There are a few limitations of this study that should be considered when interpreting the findings. First, our study was designed as a pilot study, and therefore, the findings should be interpreted as preliminary. Despite efforts made to meet the enrollment target of the study, recruitment fell short of the target. Some of the non-significant findings, including the non-significant time-by-study group interactions, may be due to the small sample size. Further large trials are needed to confirm the effects of CBT on outcomes of HF caregivers. Second, because the study sample was recruited from 2 university-affiliated hospitals located in an urban area, the generalizability of our findings is limited to similar settings. Third, the control group in our study received 8 sessions of GHE in order to control for the benefits of attention. However, the GHE may have helped caregivers in the control group engage in health promoting behaviors and may have led to underestimation of effect sizes. This possibility can be explored in future research comparing CBT combined with GHE against GHE only. Fourth, we relied on caregivers to collect saliva samples and record the timing of sample collection. Therefore, we cannot rule out the possibility of non-compliance with the procedures and off-time assessments, which may have affected CAR estimates. Although caregivers in our study received detailed instructions on sample collection and reminders the night before each sample collection, additional strategies, such as using electronic monitoring devices, could have ensured better adherence to the sampling protocol [45].
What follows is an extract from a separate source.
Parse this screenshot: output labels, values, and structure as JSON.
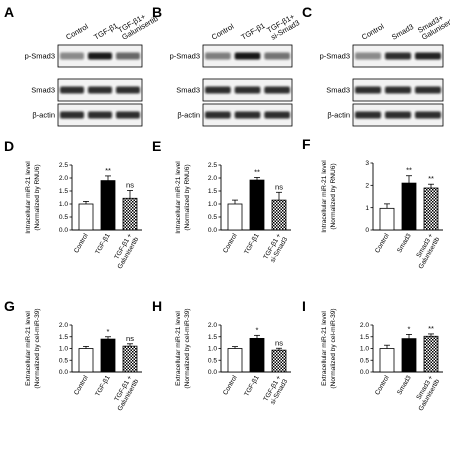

Despite the known negative impact of caregiving on the physical and mental health of family caregivers, there have been only a limited number of studies that have examined the effect of interventions for family caregivers of individuals with HF. Although no significant between-group differences in change were observed in our study, the CBT group had significant improvements in some psychological outcomes with no improvement in the control group. Our findings suggest that the CBT can potentially reduce psychological distress in HF caregivers. Because our findings are preliminary, larger randomized controlled trials are necessary to test the efficacy of CBT and examine its effect on the HPA axis activity (i.e., salivary cortisol) in the context of HF. Studies are also needed to further explore the impact of HF caregiving on the HPA axis activity.